The best answers to the question “Exclude property from type” in the category Dev.

QUESTION:

I’d like to exclude a single property from the type. How can I do that?

For example I have

interface XYZ {
  x: number;
  y: number;
  z: number;
}

And I want to exclude property z to get

type XY = { x: number, y: number };

ANSWER:

Omit

single property

type T1 = Omit<XYZ, "z"> // { x: number; y: number; }

multiple properties

type T2 = Omit<XYZ, "y" | "z"> // { x: number; } 

properties conditionally

e.g. all string types:

type Keys_StringExcluded<T> = 
  { [K in keyof T]: T[K] extends string ? never : K }[keyof T]

type XYZ = { x: number; y: string; z: number; }
type T3a = Pick<XYZ, Keys_StringExcluded<XYZ>> // { x: number; z: number; }

Shorter version with TS 4.1 key remapping / as clause in mapped types (PR):

type T3b = { [K in keyof XYZ as XYZ[K] extends string ? never : K]: XYZ[K] } 
// { x: number; z: number; }

properties by string pattern

e.g. exclude getters (props with ‘get’ string prefixes)

type OmitGet<T> = {[K in keyof T as K extends `get${infer _}` ? never : K]: T[K]}

type XYZ2 = { getA: number; b: string; getC: boolean; }
type T4 = OmitGet<XYZ2> //  { b: string; }

Note: Above template literal types are supported with TS 4.1.
Note 2: You can also write get${string} instead of get${infer _} here.


Pick, Omit and other utility types

How to Pick and rename certain keys using Typescript? (rename instead of exclude)

Playground

ANSWER:

For versions of TypeScript at or above 3.5

In TypeScript 3.5, the Omit type was added to the standard library. See examples below for how to use it.

For versions of TypeScript below 3.5

In TypeScript 2.8, the Exclude type was added to the standard library, which allows an omission type to be written simply as:

type Omit<T, K extends keyof T> = Pick<T, Exclude<keyof T, K>>

For versions of TypeScript below 2.8

You cannot use the Exclude type in versions below 2.8, but you can create a replacement for it in order to use the same sort of definition as above. However, this replacement will only work for string types, so it is not as powerful as Exclude.
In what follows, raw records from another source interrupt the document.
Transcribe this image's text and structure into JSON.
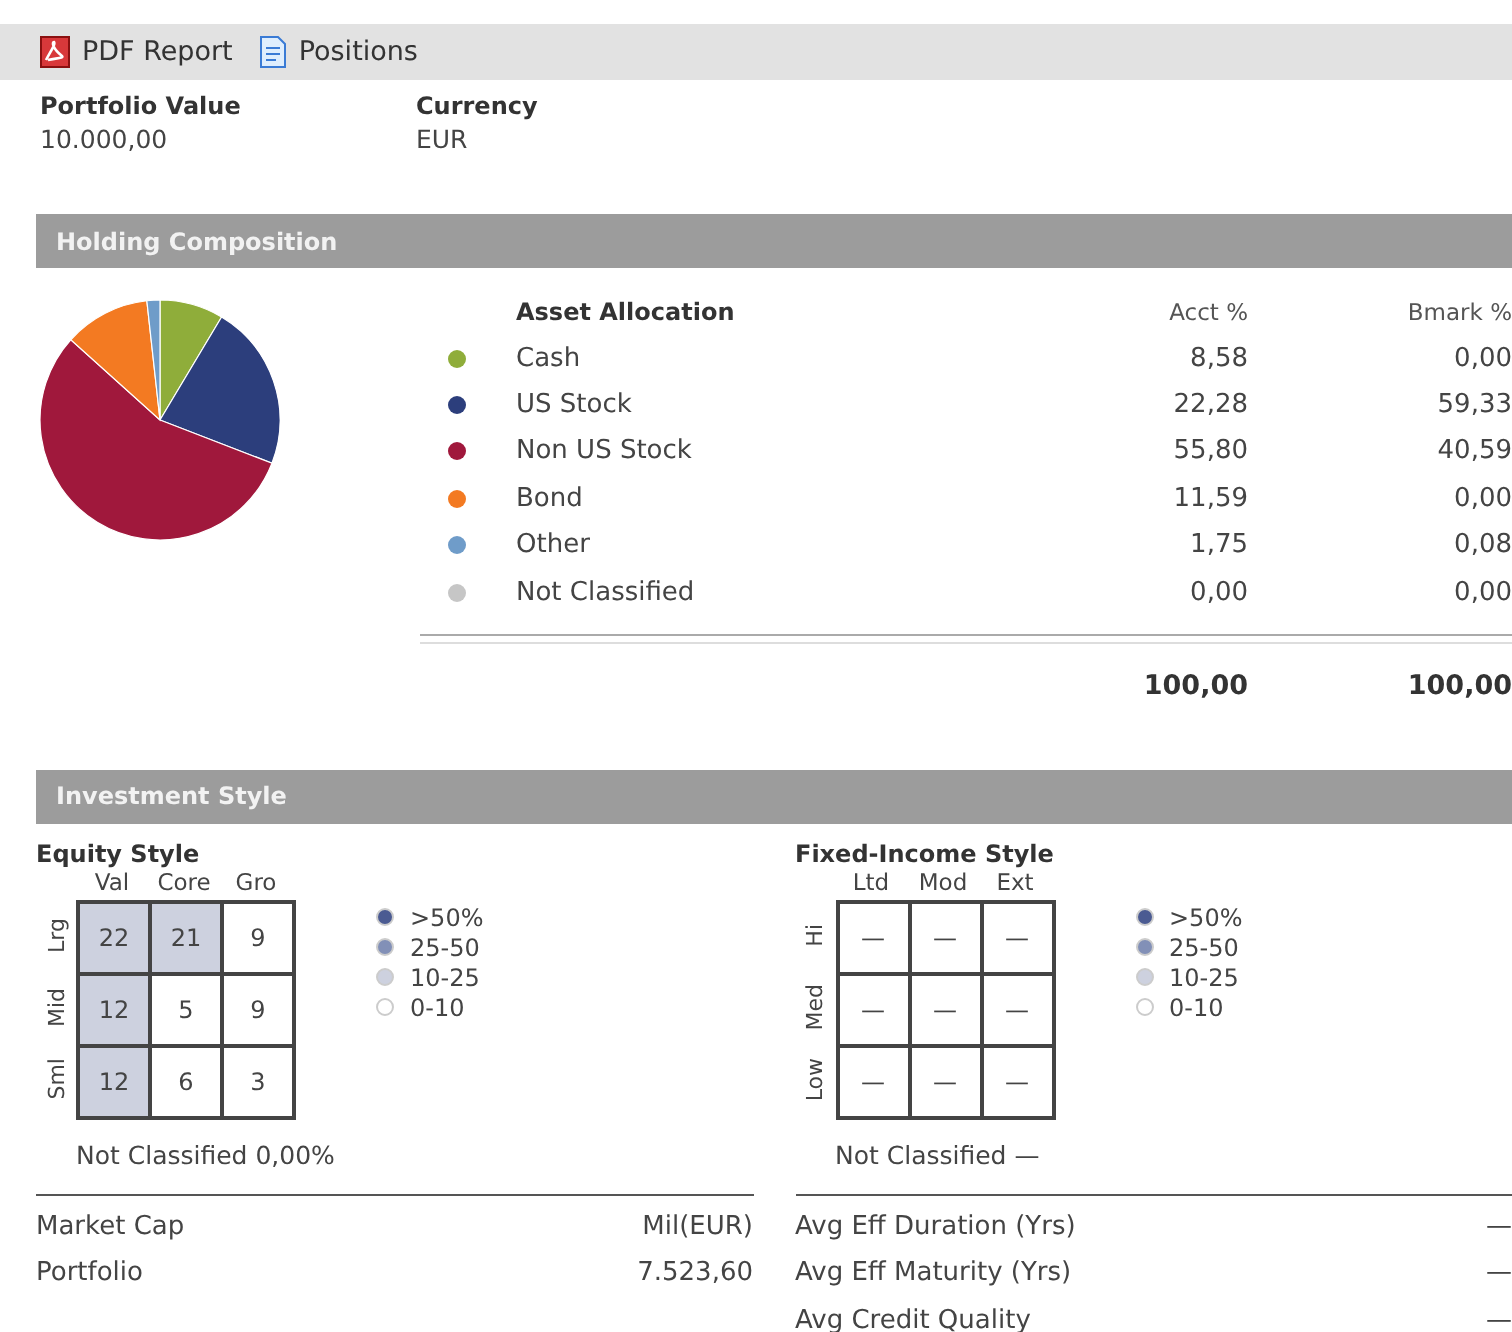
{
  "toolbar": [
    {
      "kind": "pdf",
      "label": "PDF Report"
    },
    {
      "kind": "doc",
      "label": "Positions"
    }
  ],
  "summary": [
    {
      "label": "Portfolio Value",
      "value": "10.000,00"
    },
    {
      "label": "Currency",
      "value": "EUR"
    }
  ],
  "holding_composition": {
    "title": "Holding Composition",
    "columns": [
      "Asset Allocation",
      "Acct %",
      "Bmark %"
    ],
    "rows": [
      {
        "name": "Cash",
        "color": "#8fad3a",
        "acct": "8,58",
        "bmark": "0,00"
      },
      {
        "name": "US Stock",
        "color": "#2c3e7c",
        "acct": "22,28",
        "bmark": "59,33"
      },
      {
        "name": "Non US Stock",
        "color": "#a0183c",
        "acct": "55,80",
        "bmark": "40,59"
      },
      {
        "name": "Bond",
        "color": "#f37a22",
        "acct": "11,59",
        "bmark": "0,00"
      },
      {
        "name": "Other",
        "color": "#6f9cc9",
        "acct": "1,75",
        "bmark": "0,08"
      },
      {
        "name": "Not Classified",
        "color": "#c6c6c6",
        "acct": "0,00",
        "bmark": "0,00"
      }
    ],
    "total": {
      "acct": "100,00",
      "bmark": "100,00"
    },
    "chart_data": {
      "type": "pie",
      "values": [
        8.58,
        22.28,
        55.8,
        11.59,
        1.75,
        0
      ]
    }
  },
  "investment_style": {
    "title": "Investment Style",
    "panels": [
      {
        "title": "Equity Style",
        "columns": [
          "Val",
          "Core",
          "Gro"
        ],
        "rows": [
          "Lrg",
          "Mid",
          "Sml"
        ],
        "cells": [
          [
            {
              "value": "22",
              "color": "#cdd1df"
            },
            {
              "value": "21",
              "color": "#cdd1df"
            },
            {
              "value": "9",
              "color": "#ffffff"
            }
          ],
          [
            {
              "value": "12",
              "color": "#cdd1df"
            },
            {
              "value": "5",
              "color": "#ffffff"
            },
            {
              "value": "9",
              "color": "#ffffff"
            }
          ],
          [
            {
              "value": "12",
              "color": "#cdd1df"
            },
            {
              "value": "6",
              "color": "#ffffff"
            },
            {
              "value": "3",
              "color": "#ffffff"
            }
          ]
        ],
        "legend": [
          {
            "label": ">50%",
            "color": "#4b5b92"
          },
          {
            "label": "25-50",
            "color": "#8290b7"
          },
          {
            "label": "10-25",
            "color": "#cdd1df"
          },
          {
            "label": "0-10",
            "color": "#ffffff"
          }
        ],
        "not_classified": "Not Classified 0,00%",
        "stats_header": {
          "label": "Market Cap",
          "value": "Mil(EUR)"
        },
        "stats": [
          {
            "label": "Portfolio",
            "value": "7.523,60"
          }
        ]
      },
      {
        "title": "Fixed-Income Style",
        "columns": [
          "Ltd",
          "Mod",
          "Ext"
        ],
        "rows": [
          "Hi",
          "Med",
          "Low"
        ],
        "cells": [
          [
            {
              "value": "—",
              "color": "#ffffff"
            },
            {
              "value": "—",
              "color": "#ffffff"
            },
            {
              "value": "—",
              "color": "#ffffff"
            }
          ],
          [
            {
              "value": "—",
              "color": "#ffffff"
            },
            {
              "value": "—",
              "color": "#ffffff"
            },
            {
              "value": "—",
              "color": "#ffffff"
            }
          ],
          [
            {
              "value": "—",
              "color": "#ffffff"
            },
            {
              "value": "—",
              "color": "#ffffff"
            },
            {
              "value": "—",
              "color": "#ffffff"
            }
          ]
        ],
        "legend": [
          {
            "label": ">50%",
            "color": "#4b5b92"
          },
          {
            "label": "25-50",
            "color": "#8290b7"
          },
          {
            "label": "10-25",
            "color": "#cdd1df"
          },
          {
            "label": "0-10",
            "color": "#ffffff"
          }
        ],
        "not_classified": "Not Classified —",
        "stats": [
          {
            "label": "Avg Eff Duration (Yrs)",
            "value": "—"
          },
          {
            "label": "Avg Eff Maturity (Yrs)",
            "value": "—"
          },
          {
            "label": "Avg Credit Quality",
            "value": "—"
          }
        ]
      }
    ]
  }
}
// Functionally the same as Exclude, but for strings only.
type Diff<T extends string, U extends string> = ({[P in T]: P } & {[P in U]: never } & { [x: string]: never })[T]
type Omit<T, K extends keyof T> = Pick<T, Diff<keyof T, K>>

And an example of that type in use:

interface Test {
    a: string;
    b: number;
    c: boolean;
}

// Omit a single property:
type OmitA = Omit<Test, "a">; // Equivalent to: {b: number, c: boolean}

// Or, to omit multiple properties:
type OmitAB = Omit<Test, "a"|"b">; // Equivalent to: {c: boolean}

ANSWER:

I’ve found solution with declaring some variables and using spread operator to infer type:

interface XYZ {
  x: number;
  y: number;
  z: number;
}

declare var { z, ...xy }: XYZ;

type XY = typeof xy; // { x: number; y: number; }

It works, but I would be glad to see a better solution.

ANSWER:

With typescript 2.8, you can use the new built-in Exclude type. The 2.8 release notes actually mention this in the section “Predefined conditional types”:

Note: The Exclude type is a proper implementation of the Diff type
suggested here. […] We did not include the Omit type because
it is trivially written as Pick<T, Exclude<keyof T, K>>.

Applying this to your example, type XY could be defined as:

type XY = Pick<XYZ, Exclude<keyof XYZ, "z">>